ARTICLE XI – FINANCES

The individuals authorized by the Executive Committee on any account of the Corporation shall sign checks drawn. The Treasurer must review all operating expenditures monthly with a yearly audit by the Executive Committee. The Council except in emergency situations must approve all expenditures in excess of $300 when the Executive Committee may approve such an expenditure. The President and Treasurer must approve all expenditures less than $300. Members shall pay annual dues in an amount established and approved at the Annual Meeting of the Membership which dues are owed and payable on the first day of January each year. If dues are not paid within thirty (30) days thereof, then such member shall not be in good standing.

 

ARTICLE XII – CHARGES

The Council shall set membership dues for the next calendar year, prior to the annual meeting, which are due and payable by January 1. Members who have not paid their dues by January 31 or within sixty (60) days of having been elected to membership shall be considered to be in default and not in good standing and ineligible for the perquisites of membership. If, after being provided written notice of default of dues payment, a member does not pay her dues within another sixty days of such written notice, her membership may be terminated at the discretion of the Council.

 

ARTICLE XIII – AMENDMENTS

These Bylaws may be amended by the affirmative vote of the Membership representing two-thirds of the Members present and entitled to vote at the Annual Meeting of the Membership or at a special meeting of the Membership duly called pursuant to Article VII of these Bylaws for that purpose, provided that written notice shall have been sent to each Member entitled to receive such notice, which notices shall state the amendments which are proposed to be made in such Bylaws. Only such changes as having been specified in the notice shall be made. Proposed amendments may be submitted by any Member in good standing with dues paid in full and must be submitted in writing and signed by the proposer to the Council on or before March 31 of the year prior to the Annual Meeting of the Membership. Any proposed amendment shall be adopted or rejected as submitted to the Council and may not be amended, altered, changed or modified from the floor at the Annual Meeting of the Membership. All amendments approved by the Membership shall be binding and in effect immediately following the adoption thereof unless the amendment provides otherwise.

 

ARTICLE XIV – PARLIAMENTARY AUTHORITY

Robert’s Revised Rules of Order (as the same shall, from time to time be updated and revised) shall be the authority for all matters of procedure not specifically covered by these Bylaws, or by special rules of procedure or orders of the day adopted by the Corporation.

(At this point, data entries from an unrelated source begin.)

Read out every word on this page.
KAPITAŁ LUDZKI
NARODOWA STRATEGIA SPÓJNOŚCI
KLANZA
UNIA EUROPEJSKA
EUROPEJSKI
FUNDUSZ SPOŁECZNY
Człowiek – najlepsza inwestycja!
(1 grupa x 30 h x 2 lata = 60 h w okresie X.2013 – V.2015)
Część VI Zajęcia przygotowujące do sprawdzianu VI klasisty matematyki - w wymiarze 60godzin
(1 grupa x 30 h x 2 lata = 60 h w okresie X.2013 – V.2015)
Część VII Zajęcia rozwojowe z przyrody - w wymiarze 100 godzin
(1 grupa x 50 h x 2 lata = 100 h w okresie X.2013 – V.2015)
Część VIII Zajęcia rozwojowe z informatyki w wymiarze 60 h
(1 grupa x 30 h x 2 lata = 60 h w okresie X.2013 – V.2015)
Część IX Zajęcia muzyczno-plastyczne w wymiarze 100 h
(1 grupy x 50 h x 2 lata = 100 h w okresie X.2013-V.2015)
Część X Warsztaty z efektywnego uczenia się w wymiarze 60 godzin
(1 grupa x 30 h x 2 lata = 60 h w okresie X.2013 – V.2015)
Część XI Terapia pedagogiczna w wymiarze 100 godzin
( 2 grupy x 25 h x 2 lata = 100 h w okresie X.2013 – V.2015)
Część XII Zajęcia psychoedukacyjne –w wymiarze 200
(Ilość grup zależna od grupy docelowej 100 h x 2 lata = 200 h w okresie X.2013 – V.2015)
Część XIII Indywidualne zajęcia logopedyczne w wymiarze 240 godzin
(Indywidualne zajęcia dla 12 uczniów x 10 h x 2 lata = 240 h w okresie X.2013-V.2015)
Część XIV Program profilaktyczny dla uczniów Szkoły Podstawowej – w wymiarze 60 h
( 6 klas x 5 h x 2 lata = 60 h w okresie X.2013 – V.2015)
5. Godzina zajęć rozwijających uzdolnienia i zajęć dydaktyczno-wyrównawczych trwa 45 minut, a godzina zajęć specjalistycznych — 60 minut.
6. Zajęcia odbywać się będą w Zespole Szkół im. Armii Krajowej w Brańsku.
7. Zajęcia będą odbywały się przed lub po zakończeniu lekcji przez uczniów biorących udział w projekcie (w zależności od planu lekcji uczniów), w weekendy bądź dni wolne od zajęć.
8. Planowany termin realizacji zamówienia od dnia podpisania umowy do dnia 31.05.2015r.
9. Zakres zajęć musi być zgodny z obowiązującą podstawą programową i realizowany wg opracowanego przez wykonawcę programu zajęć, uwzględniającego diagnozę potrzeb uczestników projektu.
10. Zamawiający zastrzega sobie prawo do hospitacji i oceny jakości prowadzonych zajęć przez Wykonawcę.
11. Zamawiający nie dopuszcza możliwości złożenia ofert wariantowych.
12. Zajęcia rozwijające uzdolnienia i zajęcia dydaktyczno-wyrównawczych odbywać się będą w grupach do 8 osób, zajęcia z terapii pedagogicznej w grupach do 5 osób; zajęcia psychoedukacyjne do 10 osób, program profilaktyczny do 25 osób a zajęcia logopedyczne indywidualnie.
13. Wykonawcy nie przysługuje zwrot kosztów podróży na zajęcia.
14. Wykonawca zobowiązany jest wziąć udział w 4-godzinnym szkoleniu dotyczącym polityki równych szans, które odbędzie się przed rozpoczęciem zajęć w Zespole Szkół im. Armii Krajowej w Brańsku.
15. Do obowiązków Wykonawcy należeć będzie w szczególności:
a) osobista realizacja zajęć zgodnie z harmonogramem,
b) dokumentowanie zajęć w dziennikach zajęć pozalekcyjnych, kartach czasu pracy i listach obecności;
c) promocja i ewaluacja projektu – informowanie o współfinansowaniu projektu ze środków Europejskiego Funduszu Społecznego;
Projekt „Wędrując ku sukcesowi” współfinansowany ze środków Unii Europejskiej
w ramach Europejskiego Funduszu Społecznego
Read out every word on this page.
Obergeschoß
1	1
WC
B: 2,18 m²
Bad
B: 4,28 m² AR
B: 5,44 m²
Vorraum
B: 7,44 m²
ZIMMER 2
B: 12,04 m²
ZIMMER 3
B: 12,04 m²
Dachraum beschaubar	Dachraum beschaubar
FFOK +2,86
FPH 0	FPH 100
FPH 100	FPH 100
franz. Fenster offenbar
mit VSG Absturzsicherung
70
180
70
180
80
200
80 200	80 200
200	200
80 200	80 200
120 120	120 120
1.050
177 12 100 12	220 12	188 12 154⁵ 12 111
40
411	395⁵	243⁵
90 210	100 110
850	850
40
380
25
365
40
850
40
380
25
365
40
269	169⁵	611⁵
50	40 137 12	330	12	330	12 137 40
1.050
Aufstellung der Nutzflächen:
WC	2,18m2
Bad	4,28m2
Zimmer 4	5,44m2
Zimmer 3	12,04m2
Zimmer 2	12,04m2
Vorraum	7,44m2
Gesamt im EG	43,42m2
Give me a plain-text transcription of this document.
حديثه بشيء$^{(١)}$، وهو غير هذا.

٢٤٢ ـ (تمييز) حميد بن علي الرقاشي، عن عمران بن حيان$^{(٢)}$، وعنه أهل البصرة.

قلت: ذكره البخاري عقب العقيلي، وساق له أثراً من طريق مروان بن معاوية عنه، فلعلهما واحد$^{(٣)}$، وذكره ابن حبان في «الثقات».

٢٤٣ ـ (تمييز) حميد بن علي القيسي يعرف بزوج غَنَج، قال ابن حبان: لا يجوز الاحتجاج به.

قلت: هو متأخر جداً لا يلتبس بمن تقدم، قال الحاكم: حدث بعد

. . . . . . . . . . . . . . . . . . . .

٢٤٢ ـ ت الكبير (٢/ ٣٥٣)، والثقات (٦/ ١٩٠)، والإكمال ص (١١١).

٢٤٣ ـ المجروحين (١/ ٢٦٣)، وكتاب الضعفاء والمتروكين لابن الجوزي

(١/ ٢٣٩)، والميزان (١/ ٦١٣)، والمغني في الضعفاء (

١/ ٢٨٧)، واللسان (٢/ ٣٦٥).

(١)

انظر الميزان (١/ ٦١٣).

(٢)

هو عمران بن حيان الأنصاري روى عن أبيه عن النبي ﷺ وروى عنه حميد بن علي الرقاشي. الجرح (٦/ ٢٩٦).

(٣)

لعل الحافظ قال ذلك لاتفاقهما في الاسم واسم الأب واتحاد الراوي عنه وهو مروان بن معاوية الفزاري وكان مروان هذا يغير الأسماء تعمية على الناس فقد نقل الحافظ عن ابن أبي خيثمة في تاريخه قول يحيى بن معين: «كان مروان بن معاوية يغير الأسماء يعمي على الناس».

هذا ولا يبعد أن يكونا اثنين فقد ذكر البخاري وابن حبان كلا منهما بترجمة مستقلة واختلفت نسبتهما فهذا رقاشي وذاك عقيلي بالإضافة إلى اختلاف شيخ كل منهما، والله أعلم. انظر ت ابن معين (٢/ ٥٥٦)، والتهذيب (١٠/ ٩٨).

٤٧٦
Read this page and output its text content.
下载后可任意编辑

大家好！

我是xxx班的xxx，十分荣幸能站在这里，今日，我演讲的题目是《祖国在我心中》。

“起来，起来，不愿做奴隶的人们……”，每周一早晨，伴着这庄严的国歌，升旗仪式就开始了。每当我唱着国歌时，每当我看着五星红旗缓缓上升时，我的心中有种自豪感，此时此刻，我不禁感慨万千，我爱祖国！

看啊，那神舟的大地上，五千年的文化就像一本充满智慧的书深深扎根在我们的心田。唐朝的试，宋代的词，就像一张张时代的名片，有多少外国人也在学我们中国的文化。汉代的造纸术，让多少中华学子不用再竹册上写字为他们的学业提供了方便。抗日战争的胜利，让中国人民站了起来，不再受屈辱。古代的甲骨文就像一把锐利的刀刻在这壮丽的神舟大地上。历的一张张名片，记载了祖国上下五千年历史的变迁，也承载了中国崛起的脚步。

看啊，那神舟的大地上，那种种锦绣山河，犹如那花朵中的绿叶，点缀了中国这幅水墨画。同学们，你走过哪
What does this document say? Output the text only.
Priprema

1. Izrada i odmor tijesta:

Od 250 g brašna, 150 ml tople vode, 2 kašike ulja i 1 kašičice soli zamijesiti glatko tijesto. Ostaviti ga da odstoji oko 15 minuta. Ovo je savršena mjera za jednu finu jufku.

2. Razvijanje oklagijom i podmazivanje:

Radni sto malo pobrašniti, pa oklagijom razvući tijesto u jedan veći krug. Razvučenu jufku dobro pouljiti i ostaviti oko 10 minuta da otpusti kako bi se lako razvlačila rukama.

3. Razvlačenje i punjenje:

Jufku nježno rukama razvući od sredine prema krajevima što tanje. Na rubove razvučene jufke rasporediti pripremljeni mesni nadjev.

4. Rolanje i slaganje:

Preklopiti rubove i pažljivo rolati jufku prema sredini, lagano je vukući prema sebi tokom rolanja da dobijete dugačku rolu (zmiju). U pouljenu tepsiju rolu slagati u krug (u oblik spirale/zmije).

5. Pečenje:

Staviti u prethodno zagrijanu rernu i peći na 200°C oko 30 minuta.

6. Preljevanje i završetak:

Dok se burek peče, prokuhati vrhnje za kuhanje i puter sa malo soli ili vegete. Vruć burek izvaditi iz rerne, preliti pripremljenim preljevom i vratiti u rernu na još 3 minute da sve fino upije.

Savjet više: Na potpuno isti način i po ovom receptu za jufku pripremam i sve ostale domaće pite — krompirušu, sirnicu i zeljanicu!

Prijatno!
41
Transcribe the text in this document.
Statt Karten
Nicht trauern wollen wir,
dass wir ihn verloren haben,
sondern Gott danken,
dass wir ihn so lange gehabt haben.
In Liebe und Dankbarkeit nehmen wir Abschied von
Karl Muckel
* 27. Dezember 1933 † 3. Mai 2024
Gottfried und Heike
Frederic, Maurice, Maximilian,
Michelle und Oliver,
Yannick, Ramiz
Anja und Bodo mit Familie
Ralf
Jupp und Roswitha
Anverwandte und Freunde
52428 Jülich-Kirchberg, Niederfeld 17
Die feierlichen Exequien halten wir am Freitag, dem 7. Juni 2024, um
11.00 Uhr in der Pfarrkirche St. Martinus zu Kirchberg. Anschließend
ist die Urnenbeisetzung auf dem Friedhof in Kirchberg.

If any provision set forth in these Bylaws regarding the parliamentary procedure is unclear, Robert’s Revised Rules of Order shall govern.

 

 

ARTICLE XV – DISSOLUTION

In the event of the dissolution of the Corporation all of its assets shall be conveyed or distributed only to an organization or organizations created and operated for non-profit purposes, similar to those of the Connecticut Women Artists, Inc. the Corporation, or conveyed or distributed subject to the limitation that they shall be used only for such purpose.